Washington’s point person for South Asia Nisha Desai Biswal said the US welcomed the new government’s efforts to strengthen SAARC.

File Photo

“We were pleased to see Indian Minister of External Affairs Sushma Swaraj make her first official visit abroad to Bangladesh in late June,” she said while testifying before the senate committee on foreign relations on India-US ties on Wednesday.

She said the US’s locus of strategic interests is in Asia and that “a strong US-India partnership will help us address shared challenges and seize shared opportunities”.

President Barack Obama describes India-US partnership as one of the defining partnerships of the 21st century.

Biswal said Prime Minister Modi’s invitation to SAARC leaders during his swearing in ceremony demonstrated “his firm commitment to strengthen India’s ties with its immediate neighbourhood”.

“That’s good news for India and the region, and greatly beneficial for global stability,” Biswal, Assistant Secretary of the Bureau of South and Central Asian Affairs, said.

She said rising India is in the US interest and that “a strong India will play a critical role in the coming decades in shaping the Asian landscape”.

“….and our partnership with India will play an increasingly important role in that context”.

She said the Modi government has created “a historic opportunity to re-energize our relationship”.

Inviting regional leaders to his swearing-in ceremony, she said, was his signal that India will play “a greater strategic role in its immediate neighborhood and across the Indo-Pacific region”.

Biswal said India has a chance “to carry its entire neighborhood along for greater prosperity and peace by boosting trade and building connectivity throughout South Asia and the Bay of Bengal region”.

She said India trades much more with Europe, the US, and the Middle East than with its immediate South Asian neighbors, which is “a global economic anomaly”.

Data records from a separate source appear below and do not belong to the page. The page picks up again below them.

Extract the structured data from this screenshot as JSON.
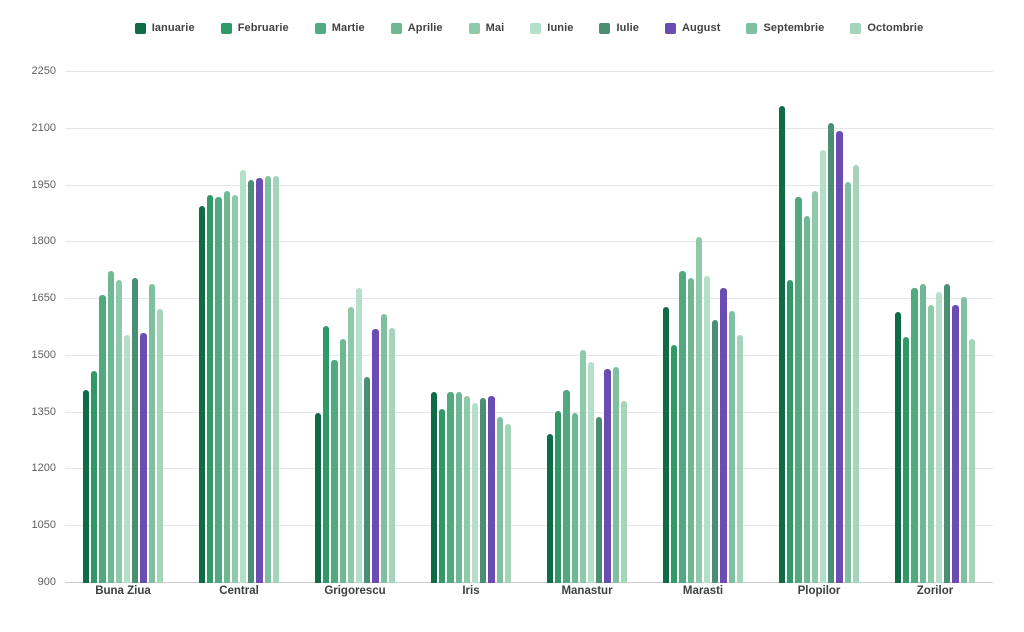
{
  "page": {
    "background": "#ffffff"
  },
  "styles": {
    "grid_color": "#e6e6e6",
    "axis_line_color": "#cccccc",
    "tick_label_color": "#616161",
    "category_label_color": "#3c4043",
    "legend_label_color": "#424242"
  },
  "chart_data": {
    "type": "bar",
    "title": "",
    "xlabel": "",
    "ylabel": "",
    "grid": true,
    "legend_position": "top",
    "ylim": [
      900,
      2250
    ],
    "y_ticks": [
      900,
      1050,
      1200,
      1350,
      1500,
      1650,
      1800,
      1950,
      2100,
      2250
    ],
    "categories": [
      "Buna Ziua",
      "Central",
      "Grigorescu",
      "Iris",
      "Manastur",
      "Marasti",
      "Plopilor",
      "Zorilor"
    ],
    "series": [
      {
        "name": "Ianuarie",
        "color": "#0d6b45",
        "values": [
          1410,
          1895,
          1350,
          1405,
          1295,
          1630,
          2160,
          1615
        ]
      },
      {
        "name": "Februarie",
        "color": "#2f9a67",
        "values": [
          1460,
          1925,
          1580,
          1360,
          1355,
          1530,
          1700,
          1550
        ]
      },
      {
        "name": "Martie",
        "color": "#50a97f",
        "values": [
          1660,
          1920,
          1490,
          1405,
          1410,
          1725,
          1920,
          1680
        ]
      },
      {
        "name": "Aprilie",
        "color": "#6fb894",
        "values": [
          1725,
          1935,
          1545,
          1405,
          1350,
          1705,
          1870,
          1690
        ]
      },
      {
        "name": "Mai",
        "color": "#8ecaa9",
        "values": [
          1700,
          1925,
          1630,
          1395,
          1515,
          1815,
          1935,
          1635
        ]
      },
      {
        "name": "Iunie",
        "color": "#b4e0c9",
        "values": [
          1555,
          1990,
          1680,
          1375,
          1485,
          1710,
          2045,
          1670
        ]
      },
      {
        "name": "Iulie",
        "color": "#4a8e73",
        "values": [
          1705,
          1965,
          1445,
          1390,
          1340,
          1595,
          2115,
          1690
        ]
      },
      {
        "name": "August",
        "color": "#6b4cb3",
        "values": [
          1560,
          1970,
          1570,
          1395,
          1465,
          1680,
          2095,
          1635
        ]
      },
      {
        "name": "Septembrie",
        "color": "#7ec0a0",
        "values": [
          1690,
          1975,
          1610,
          1340,
          1470,
          1620,
          1960,
          1655
        ]
      },
      {
        "name": "Octombrie",
        "color": "#a5d4bb",
        "values": [
          1625,
          1975,
          1575,
          1320,
          1380,
          1555,
          2005,
          1545
        ]
      }
    ]
  }
}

She said India can help address this “by shaping a connectivity network between India, South Asia, and the rest of the continent”.

“We are also confident that the United States can play a helpful role in facilitating trade and connectivity in South Asia, through our New Silk Road and Indo-Pacific Economic Corridor strategies”.

“American firms have voiced strong support for our leadership in the region, noting that US technology should be instrumental in developing cross-border ties in the region”.

Biswal said the US has “a tremendous opportunity” by encouraging greater physical connectivity through new ports.

This, she said, will boost “last mile” connectivity across the Bay of Bengal region, and link key Indian, Bangladeshi, and Burmese transit hubs.

She said the US has also opportunity to help shape regional regulatory architecture through regional trade and transit agreements, improving the investment climate for greater foreign direct investment, and reducing non-tariff trade barriers throughout South Asia.

Biswal, however, did not mention China in her written statement, but said: “While some believe our renewed strategic commitment to India comes at the expense of other regional powers, we see it differently”.

“We welcome the rise of any power in Asia that upholds global norms and contributes to the stability and prosperity of the continent”.

But her stress was clearly on democratisation.

“We also welcome, with India, the opportunity to showcase the commonalities that bind the largest democracies in the Indo-Pacific region, including India, Indonesia, Australia, Japan, and the United States”.

Biswal said Secretary of State John Kerry is planning to travel to New Delhi later this month to co-chair the US-India Strategic Dialogue with his new counterpart Sushma Swaraj.

She said they expect that the strategic dialogue will kick off “a series of cabinet- and sub-cabinet-level visits throughout the late summer and fall, culminating in the visit of Prime Minister Modi to Washington at the invitation of the President”.